Un rendement nettement supérieur, que l’on doit également à la décarbonation rapide du réseau électrique européen. En 2020, les énergies renouvelables représentaient 38 % de l’électricité produite dans l’Union. En 2025, cette part devrait atteindre 56 %, et pourrait grimper jusqu’à 86 % d’ici 2045. Plus l’électricité devient propre à produire, plus les émissions des voitures électriques diminuent au fil du temps, un avantage qu’aucune hybride ne pourra rattraper.

L’hybride : une solution de façade pour l’industrie

Pourquoi alors garder ces véhicules dans les catalogues, voire les promouvoir ? Parce qu’elles permettent aux constructeurs de rester dans les clous des réglementations, sans s’engager dans une transition industrielle trop brusquement.
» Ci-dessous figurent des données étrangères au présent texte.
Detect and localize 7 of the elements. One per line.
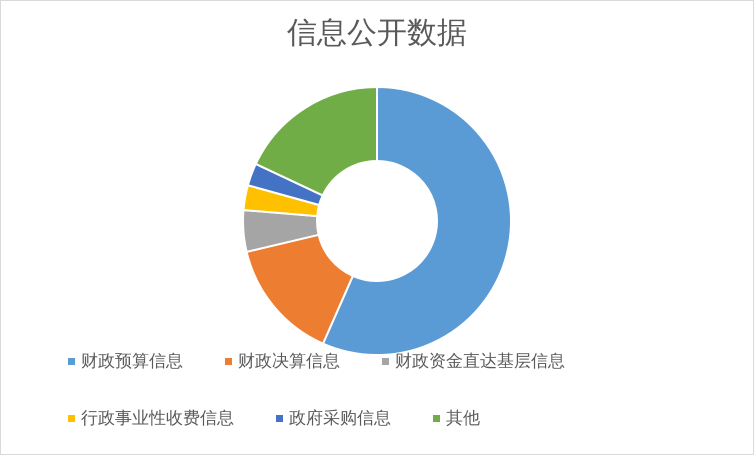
legend-label: 财政决算信息 <box>238 352 340 372</box>
legend-label: 政府采购信息 <box>289 408 391 428</box>
chart-title: 信息公开数据 <box>287 16 467 50</box>
legend-label: 其他 <box>446 408 480 428</box>
legend-label: 财政资金直达基层信息 <box>395 352 565 372</box>
legend-label: 行政事业性收费信息 <box>81 408 234 428</box>
legend-label: 财政预算信息 <box>81 352 183 372</box>
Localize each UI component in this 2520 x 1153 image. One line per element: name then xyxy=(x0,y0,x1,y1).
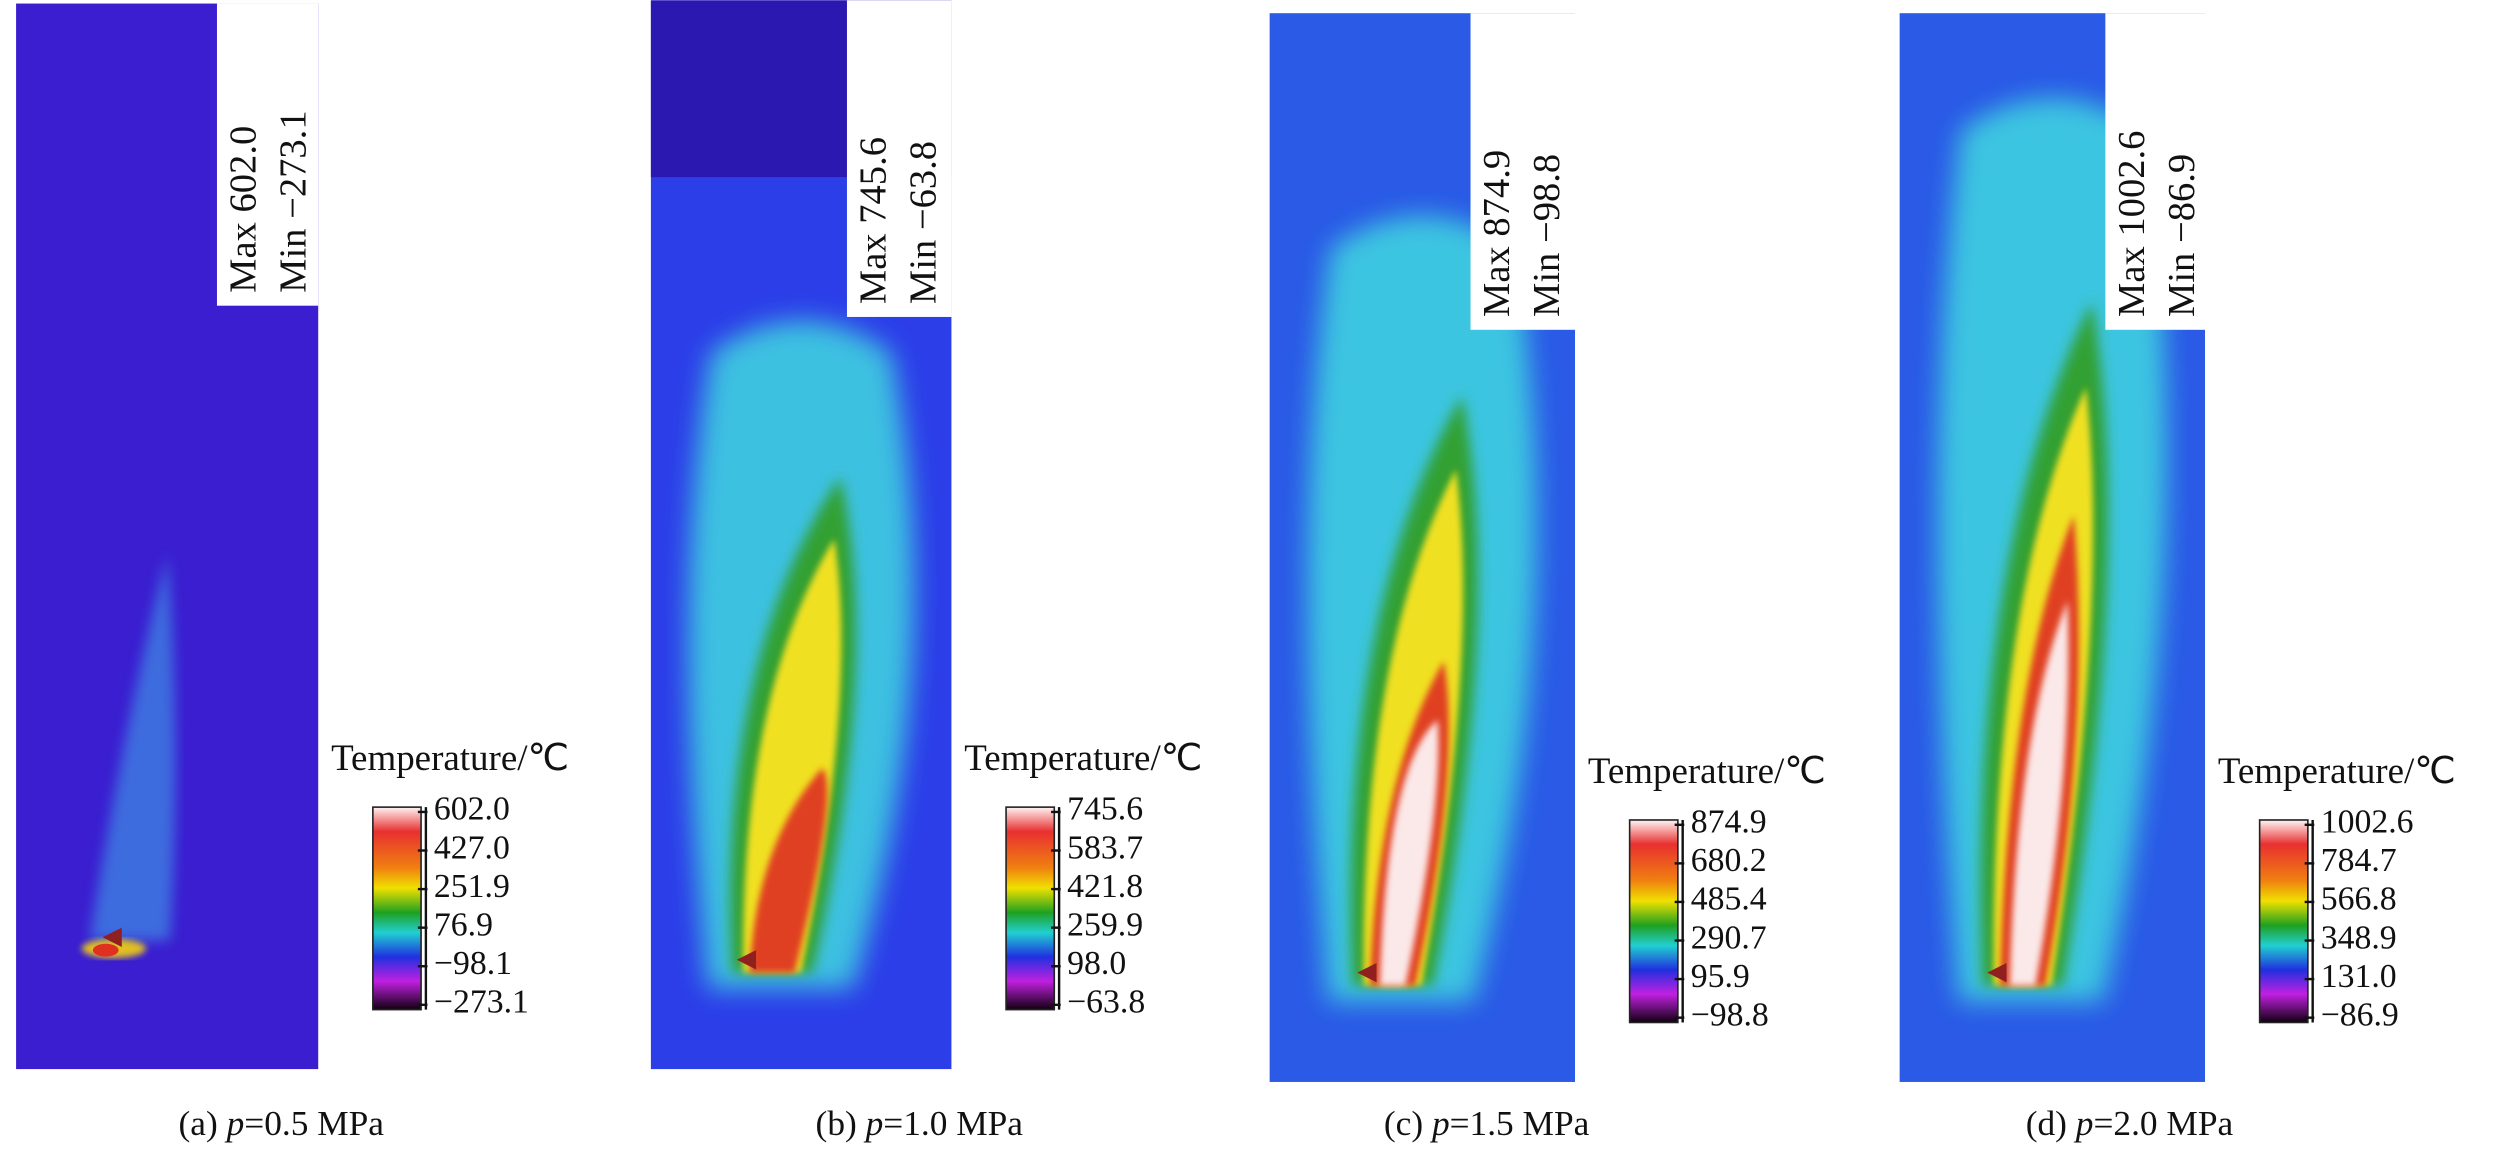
min-label: Min −273.1 xyxy=(272,110,314,292)
panel: Max 874.9 Min −98.8 Temperature/℃ 874.9680.… xyxy=(1269,13,1826,1143)
caption: (d) p=2.0 MPa xyxy=(2026,1103,2234,1143)
plume-core xyxy=(1379,720,1439,986)
caption-suffix: =1.5 MPa xyxy=(1450,1103,1590,1143)
nozzle-marker xyxy=(736,950,757,970)
legend-title: Temperature/℃ xyxy=(331,737,569,778)
panel: Max 745.6 Min −63.8 Temperature/℃ 745.6583.… xyxy=(650,0,1202,1143)
colorbar-label: 1002.6 xyxy=(2321,804,2414,841)
label-box xyxy=(2105,13,2205,330)
colorbar-label: 259.9 xyxy=(1067,906,1143,943)
colorbar-label: 421.8 xyxy=(1067,868,1143,905)
colorbar-label: 348.9 xyxy=(2321,919,2397,956)
plume-faint xyxy=(89,554,176,941)
colorbar xyxy=(2258,819,2309,1024)
min-label: Min −98.8 xyxy=(1526,154,1568,317)
max-label: Max 874.9 xyxy=(1476,150,1518,317)
colorbar-label: 566.8 xyxy=(2321,881,2397,918)
panel: Max 1002.6 Min −86.9 Temperature/℃ 1002.678… xyxy=(1899,13,2456,1143)
caption-prefix: (c) xyxy=(1384,1103,1432,1143)
colorbar-label: 680.2 xyxy=(1691,842,1767,879)
label-box xyxy=(1470,13,1575,330)
panel: Max 602.0 Min −273.1 Temperature/℃ 602.0427… xyxy=(16,3,569,1143)
legend-title: Temperature/℃ xyxy=(1588,750,1826,791)
colorbar-label: 95.9 xyxy=(1691,958,1750,995)
colorbar-label: −273.1 xyxy=(434,984,529,1021)
colorbar-label: 290.7 xyxy=(1691,919,1767,956)
colorbar-label: −86.9 xyxy=(2321,996,2399,1033)
caption-var: p xyxy=(2073,1103,2094,1143)
colorbar-label: 784.7 xyxy=(2321,842,2397,879)
nozzle-marker xyxy=(1357,963,1377,983)
thermal-image xyxy=(1269,13,1575,1082)
min-label: Min −63.8 xyxy=(902,141,944,304)
colorbar-label: 583.7 xyxy=(1067,829,1143,866)
colorbar-label: 874.9 xyxy=(1691,804,1767,841)
caption-var: p xyxy=(863,1103,884,1143)
legend-title: Temperature/℃ xyxy=(964,737,1202,778)
colorbar-label: −63.8 xyxy=(1067,984,1145,1021)
nozzle-marker xyxy=(102,927,122,947)
colorbar xyxy=(372,806,422,1011)
colorbar-label: 602.0 xyxy=(434,791,510,828)
caption-var: p xyxy=(224,1103,245,1143)
caption: (c) p=1.5 MPa xyxy=(1384,1103,1590,1143)
colorbar-label: 485.4 xyxy=(1691,881,1767,918)
colorbar-label: −98.8 xyxy=(1691,996,1769,1033)
colorbar-label: 427.0 xyxy=(434,829,510,866)
colorbar-label: 745.6 xyxy=(1067,791,1143,828)
colorbar-label: 131.0 xyxy=(2321,958,2397,995)
max-label: Max 745.6 xyxy=(853,137,895,304)
caption-prefix: (b) xyxy=(816,1103,866,1143)
nozzle-marker xyxy=(1987,963,2007,983)
caption-prefix: (a) xyxy=(179,1103,227,1143)
caption-prefix: (d) xyxy=(2026,1103,2076,1143)
min-label: Min −86.9 xyxy=(2161,154,2203,317)
colorbar-label: 76.9 xyxy=(434,906,493,943)
caption: (a) p=0.5 MPa xyxy=(179,1103,385,1143)
max-label: Max 1002.6 xyxy=(2111,131,2153,317)
max-label: Max 602.0 xyxy=(223,126,265,293)
plume-core xyxy=(2009,600,2069,986)
colorbar xyxy=(1005,806,1056,1011)
caption: (b) p=1.0 MPa xyxy=(816,1103,1024,1143)
plume-red xyxy=(749,768,828,973)
caption-suffix: =0.5 MPa xyxy=(244,1103,384,1143)
caption-var: p xyxy=(1429,1103,1450,1143)
label-box xyxy=(216,3,319,306)
hot-spot-core xyxy=(92,943,119,957)
caption-suffix: =2.0 MPa xyxy=(2093,1103,2233,1143)
colorbar-label: −98.1 xyxy=(434,945,512,982)
label-box xyxy=(846,0,952,317)
caption-suffix: =1.0 MPa xyxy=(883,1103,1023,1143)
colorbar-label: 98.0 xyxy=(1067,945,1126,982)
colorbar xyxy=(1628,819,1679,1024)
legend-title: Temperature/℃ xyxy=(2218,750,2456,791)
colorbar-label: 251.9 xyxy=(434,868,510,905)
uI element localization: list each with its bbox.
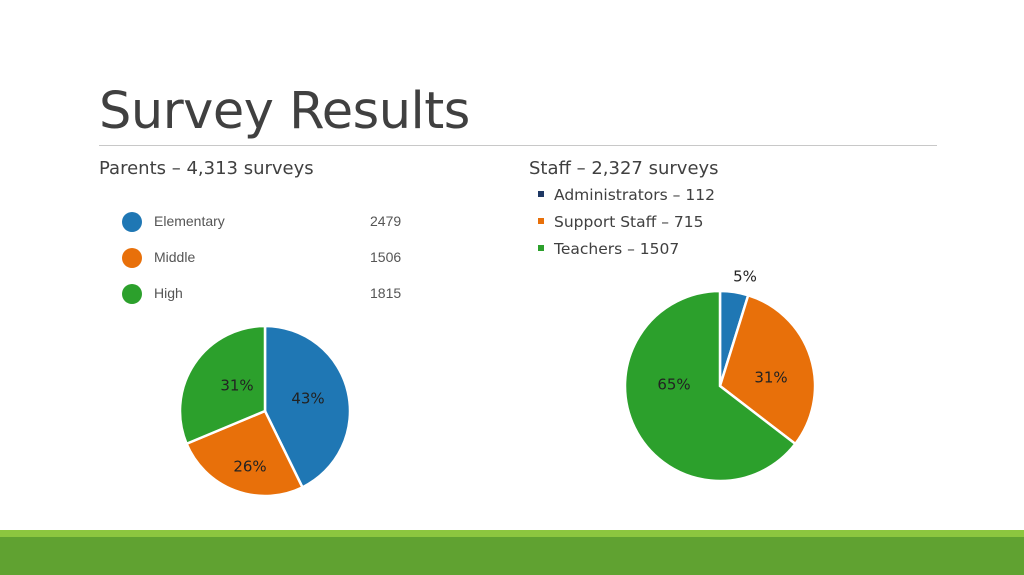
footer-band [0,537,1024,575]
legend-label: Middle [154,249,196,265]
parents-heading: Parents – 4,313 surveys [99,158,314,179]
bullet-text: Administrators – 112 [554,186,715,204]
bullet-text: Support Staff – 715 [554,213,704,231]
footer-accent-stripe [0,530,1024,537]
bullet-square-icon [538,218,544,224]
legend-value: 1815 [370,285,402,301]
pie-data-label: 31% [754,369,787,387]
pie-slice-high [178,324,267,446]
pie-data-label: 43% [291,390,324,408]
pie-data-label: 31% [220,377,253,395]
bullet-support-staff: Support Staff – 715 [538,213,715,240]
pie-data-label: 65% [657,376,690,394]
slide-title: Survey Results [99,82,470,141]
bullet-administrators: Administrators – 112 [538,186,715,213]
legend-label: High [154,285,183,301]
staff-pie-chart: 5% 31% 65% [623,268,817,483]
bullet-square-icon [538,245,544,251]
legend-dot [122,212,142,232]
bullet-square-icon [538,191,544,197]
pie-data-label: 5% [733,268,757,286]
legend-value: 2479 [370,213,402,229]
legend-label: Elementary [154,213,225,229]
legend-row-elementary: Elementary 2479 [122,210,412,234]
parents-pie-chart: 43% 26% 31% [178,324,352,498]
staff-heading: Staff – 2,327 surveys [529,158,719,179]
pie-data-label: 26% [233,458,266,476]
pie-slice-support-staff [718,293,817,446]
title-divider [99,145,937,146]
bullet-teachers: Teachers – 1507 [538,240,715,267]
bullet-text: Teachers – 1507 [554,240,680,258]
pie-slice-elementary [263,324,352,489]
legend-dot [122,284,142,304]
legend-row-middle: Middle 1506 [122,246,412,270]
pie-slice-teachers [623,289,798,483]
legend-value: 1506 [370,249,402,265]
legend-row-high: High 1815 [122,282,412,306]
legend-dot [122,248,142,268]
staff-bullet-list: Administrators – 112 Support Staff – 715… [538,186,715,267]
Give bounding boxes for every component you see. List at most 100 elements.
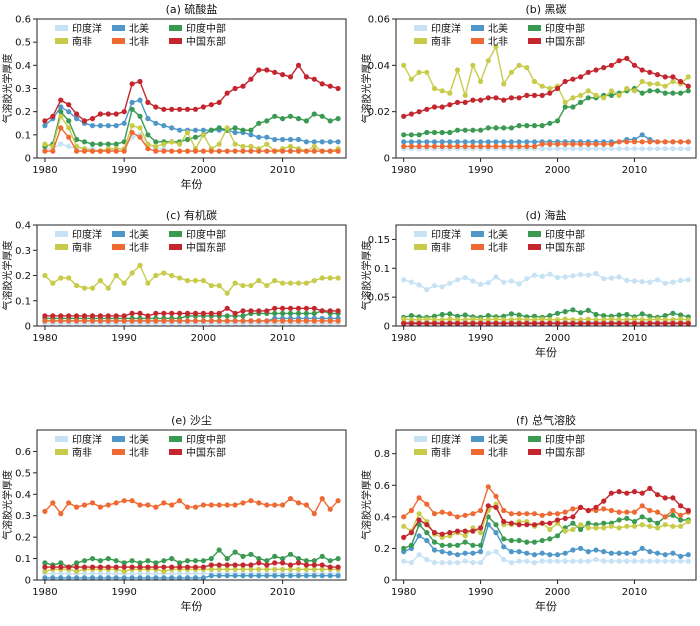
data-point <box>462 99 468 105</box>
data-point <box>232 318 238 324</box>
data-point <box>539 146 545 152</box>
data-point <box>524 522 530 528</box>
legend-label: 北美 <box>488 228 508 241</box>
data-point <box>624 55 630 62</box>
data-point <box>470 511 476 517</box>
data-point <box>662 90 668 96</box>
data-point <box>516 123 522 129</box>
data-point <box>240 308 246 314</box>
y-tick-label: 0.2 <box>374 544 390 555</box>
data-point <box>416 69 422 75</box>
data-point <box>601 558 607 564</box>
data-point <box>153 560 159 566</box>
data-point <box>678 316 684 322</box>
legend-label: 北非 <box>129 242 149 254</box>
data-point <box>516 62 522 68</box>
data-point <box>601 321 607 327</box>
data-point <box>547 526 553 533</box>
data-point <box>454 560 461 566</box>
legend-swatch <box>112 38 125 44</box>
data-point <box>192 558 199 564</box>
y-tick-label: 0 <box>384 154 390 165</box>
data-point <box>531 92 538 98</box>
data-point <box>58 560 64 566</box>
legend-label: 印度中部 <box>545 433 585 446</box>
data-point <box>562 104 568 110</box>
data-point <box>554 321 561 327</box>
data-point <box>89 285 96 291</box>
y-tick-label: 0.1 <box>15 296 31 307</box>
data-point <box>447 280 453 286</box>
data-point <box>585 507 591 514</box>
data-point <box>624 85 630 92</box>
data-point <box>624 515 630 522</box>
legend-label: 南非 <box>431 241 451 254</box>
data-point <box>240 127 246 133</box>
data-point <box>593 146 599 152</box>
x-tick-label: 2010 <box>270 165 295 176</box>
data-point <box>121 564 127 570</box>
x-tick-label: 1990 <box>111 165 136 176</box>
data-point <box>208 556 214 562</box>
data-point <box>192 278 199 284</box>
data-point <box>654 509 661 515</box>
data-point <box>647 69 653 75</box>
data-point <box>184 564 191 570</box>
data-point <box>145 116 151 122</box>
data-point <box>593 92 599 98</box>
data-point <box>493 549 499 555</box>
data-point <box>58 113 64 119</box>
legend-swatch <box>414 25 427 31</box>
data-point <box>524 123 530 129</box>
data-point <box>485 321 491 327</box>
data-point <box>562 78 568 85</box>
data-point <box>678 553 684 559</box>
data-point <box>662 139 668 145</box>
data-point <box>439 542 445 548</box>
data-point <box>121 120 127 126</box>
data-point <box>454 67 461 73</box>
data-point <box>662 280 668 286</box>
panel-title: (f) 总气溶胶 <box>516 413 576 427</box>
legend-label: 北非 <box>488 36 508 48</box>
data-point <box>280 560 286 566</box>
data-point <box>272 278 278 284</box>
legend-label: 北美 <box>129 228 149 241</box>
data-point <box>295 136 302 143</box>
data-point <box>256 573 262 579</box>
data-point <box>508 95 514 101</box>
data-point <box>58 318 64 324</box>
data-point <box>431 530 438 536</box>
y-tick-label: 0 <box>384 322 390 333</box>
legend-swatch <box>169 449 182 455</box>
data-point <box>401 316 407 322</box>
data-point <box>454 143 461 149</box>
data-point <box>240 573 246 579</box>
data-point <box>416 533 422 539</box>
x-tick-label: 2000 <box>545 165 570 176</box>
data-point <box>169 571 175 577</box>
data-point <box>97 278 103 284</box>
data-point <box>327 506 333 512</box>
y-tick-label: 0.3 <box>15 511 31 522</box>
data-point <box>608 523 615 529</box>
data-point <box>295 566 302 572</box>
data-point <box>570 547 576 553</box>
data-point <box>401 523 407 529</box>
data-point <box>264 148 270 154</box>
data-point <box>547 536 553 542</box>
data-point <box>74 116 80 122</box>
data-point <box>454 528 461 534</box>
data-point <box>608 141 615 147</box>
data-point <box>200 564 206 570</box>
data-point <box>58 313 64 319</box>
y-tick-label: 0.04 <box>368 61 390 72</box>
data-point <box>470 143 476 149</box>
data-point <box>678 558 684 564</box>
data-point <box>42 148 48 154</box>
data-point <box>153 120 159 126</box>
data-point <box>562 316 568 322</box>
data-point <box>145 132 151 138</box>
data-point <box>554 274 561 281</box>
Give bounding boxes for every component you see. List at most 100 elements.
Certains n’hésitent d’ailleurs pas à tordre les chiffres pour verdir leurs bilans. « Des dirigeants ont manipulé les données d’émissions des hybrides, parfois sciemment », affirme Georg Bieker, chercheur senior à l’ICCT. C’est ici que l’empreinte carbone de la fabrication d’un VE devient un épouvantail bien facile à agiter.

Oui, produire un véhicule électrique génère plus de CO₂ qu’un modèle essence  (environ 40 % de plus) mais ce surcoût est neutralisé en moyenne après 17 000 km, soit à peine un an pour la majorité des conducteurs européens.

Les hybrides et PHEV auront peut-être eu un rôle transitoire dans la transition écologique, mais ils ne répondent aujourd’hui plus aux impératifs climatiques à long terme. Continuer à les considérer comme des solutions écologiques viables revient par conséquent à entretenir un discours qui n’est plus en raccord avec la réalité. Pour qui s’intéresse réellement aux données, le doute n’est plus permis : les seuls véhicules capables de réduire nos émissions sur la durée sont les 100 % électriques. À condition, bien sûr, d’accélérer la décarbonation du réseau électrique et la durabilité des batteries. Autre point non abordé dans le rapport de l’ICCT : la montée en puissance des énormes SUV électriques. Remplacer les thermiques par des véhicules de 2,5 tonnes à l’aérodynamique d’un frigo n’a jamais été et ne sera jamais une bonne idée. Ces mastodontes sapent en grande partie la crédibilité même du virage vers l’électrique.

  • Les hybrides, classiques ou rechargeables, réduisent peu les émissions si on les compare aux modèles thermiques, surtout s’ils sont mal utilisés.
  • Les voitures électriques creusent l’écart en matière d’émissions, portées par un meilleur rendement et un réseau électrique de plus en plus décarboné.
  • L’industrie continue pourtant de miser sur l’hybride pour retarder la transition, quitte à entretenir un discours déconnecté des données réelles.